Model Predictive Factors

The below table displays some essential indicators generated by the model showing the Naive Prediction forecasting method's relative quality and the estimations of the prediction error of John Hancock fund data series using in forecasting. Note that when a statistical model is used to represent John Hancock fund, the representation will rarely be exact; so some information will be lost using the model to explain the process. AIC estimates the relative amount of information lost by a given model: the less information a model loses, the higher its quality.
AICAkaike Information Criteria116.614
BiasArithmetic mean of the errors None
MADMean absolute deviation0.3814
MAPEMean absolute percentage error0.0106
SAESum of the absolute errors23.2647
This model is not at all useful as a medium-long range forecasting tool of John Hancock Financial. This model is simplistic and is included partly for completeness and partly because of its simplicity. It is unlikely that you'll want to use this model directly to predict John Hancock. Instead, consider using either the moving average model or the more general weighted moving average model with a higher (i.e., greater than 1) number of periods, and possibly a different set of weights.

Other Forecasting Options for John Hancock

Volatility clustering is a well-documented feature of John Fund price data where periods of large moves tend to follow other large moves. When John Hancock's RSI reaches extreme levels, it often precedes a short-term price correction or consolidation. Seasonal patterns in John Hancock's returns can persist when driven by structural factors like earnings calendars or index rebalancing.

John Hancock Related Equities

These stocks are related to John Hancock within the Asset Management space and can be used for peer review, pricing, or spreading risk. Revenue and margin checks across this group help investors set expectations for John Hancock's results. When John Hancock breaks from its peer group on a key metric, it often signals a firm-level change worth exploring.
 Risk & Return  Correlation

John Hancock Market Strength Events

Analyzing market strength indicators for John Hancock enables investors to understand relative fund momentum. These tools help identify favorable windows for position changes in John Hancock Financial. Market strength indicators support more precise timing of John Hancock Financial positions across market cycles.

John Hancock Risk Indicators

Identifying and analyzing John Hancock's key risk indicators is a foundational step in projecting how its price may evolve.

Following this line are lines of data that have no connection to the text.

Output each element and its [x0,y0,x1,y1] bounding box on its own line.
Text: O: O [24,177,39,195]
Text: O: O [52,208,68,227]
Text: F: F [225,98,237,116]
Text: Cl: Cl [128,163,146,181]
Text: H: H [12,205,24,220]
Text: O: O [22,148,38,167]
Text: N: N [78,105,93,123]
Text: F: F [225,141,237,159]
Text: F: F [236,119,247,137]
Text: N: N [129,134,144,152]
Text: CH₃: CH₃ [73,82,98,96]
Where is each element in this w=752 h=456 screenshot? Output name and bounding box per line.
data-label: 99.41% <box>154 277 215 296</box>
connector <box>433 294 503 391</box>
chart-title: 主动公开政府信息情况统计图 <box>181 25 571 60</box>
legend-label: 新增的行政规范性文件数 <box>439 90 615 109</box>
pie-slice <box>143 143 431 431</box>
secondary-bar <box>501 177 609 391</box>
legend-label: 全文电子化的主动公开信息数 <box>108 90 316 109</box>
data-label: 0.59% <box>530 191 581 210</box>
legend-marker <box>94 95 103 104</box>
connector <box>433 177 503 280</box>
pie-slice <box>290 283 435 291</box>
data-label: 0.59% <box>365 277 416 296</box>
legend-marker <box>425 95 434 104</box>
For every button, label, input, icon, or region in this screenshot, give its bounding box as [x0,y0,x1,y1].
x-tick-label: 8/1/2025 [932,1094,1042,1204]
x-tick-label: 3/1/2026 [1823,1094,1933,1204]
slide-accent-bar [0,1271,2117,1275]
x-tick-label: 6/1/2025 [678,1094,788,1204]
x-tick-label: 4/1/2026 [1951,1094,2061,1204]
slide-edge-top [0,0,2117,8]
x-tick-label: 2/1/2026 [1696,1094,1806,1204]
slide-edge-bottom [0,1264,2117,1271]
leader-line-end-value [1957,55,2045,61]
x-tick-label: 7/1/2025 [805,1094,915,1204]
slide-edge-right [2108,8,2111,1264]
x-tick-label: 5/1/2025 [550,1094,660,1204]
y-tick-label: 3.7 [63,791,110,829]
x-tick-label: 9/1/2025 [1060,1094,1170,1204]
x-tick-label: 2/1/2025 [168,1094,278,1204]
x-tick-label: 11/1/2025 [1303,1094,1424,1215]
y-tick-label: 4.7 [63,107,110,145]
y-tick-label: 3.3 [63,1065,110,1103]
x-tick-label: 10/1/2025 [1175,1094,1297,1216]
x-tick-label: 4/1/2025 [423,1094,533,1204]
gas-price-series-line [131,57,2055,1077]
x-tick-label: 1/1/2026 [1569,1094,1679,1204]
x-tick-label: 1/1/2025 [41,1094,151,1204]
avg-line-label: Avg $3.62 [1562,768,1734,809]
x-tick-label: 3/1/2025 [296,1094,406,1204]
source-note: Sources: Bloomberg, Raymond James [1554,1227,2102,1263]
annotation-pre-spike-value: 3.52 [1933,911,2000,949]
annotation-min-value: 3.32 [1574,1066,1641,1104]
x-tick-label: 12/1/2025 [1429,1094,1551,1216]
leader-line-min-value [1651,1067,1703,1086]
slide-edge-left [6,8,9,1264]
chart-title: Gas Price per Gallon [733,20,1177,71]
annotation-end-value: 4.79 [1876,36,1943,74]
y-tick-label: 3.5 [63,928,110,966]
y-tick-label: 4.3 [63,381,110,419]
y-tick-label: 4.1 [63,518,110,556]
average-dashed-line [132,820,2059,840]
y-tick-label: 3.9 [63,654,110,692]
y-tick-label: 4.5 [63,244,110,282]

This process involves measuring the level of investment risk in John Hancock's and determining how best to manage it. Studying John Hancock's risk indicators helps investors understand the risk level of john fund.
Please note, the risk measures we provide can be used independently or collectively to perform a risk assessment. When comparing two potential investments, we recommend comparing similar equities with homogenous growth potential and valuation from related markets to determine which investment holds the most risk.

Story Coverage note for John Hancock

Coverage intensity for John Hancock Financial matters because narrative visibility can influence sentiment, participation, and volatility around the name. This is most useful when investors want to understand why a security is suddenly drawing more public discussion.

Other Macroaxis Stories

Macroaxis story coverage is designed for a broad investing audience that ranges from self-directed traders to advisers, researchers, and institutional market participants. The content is intended to support people who want a more structured path from headline information to portfolio action.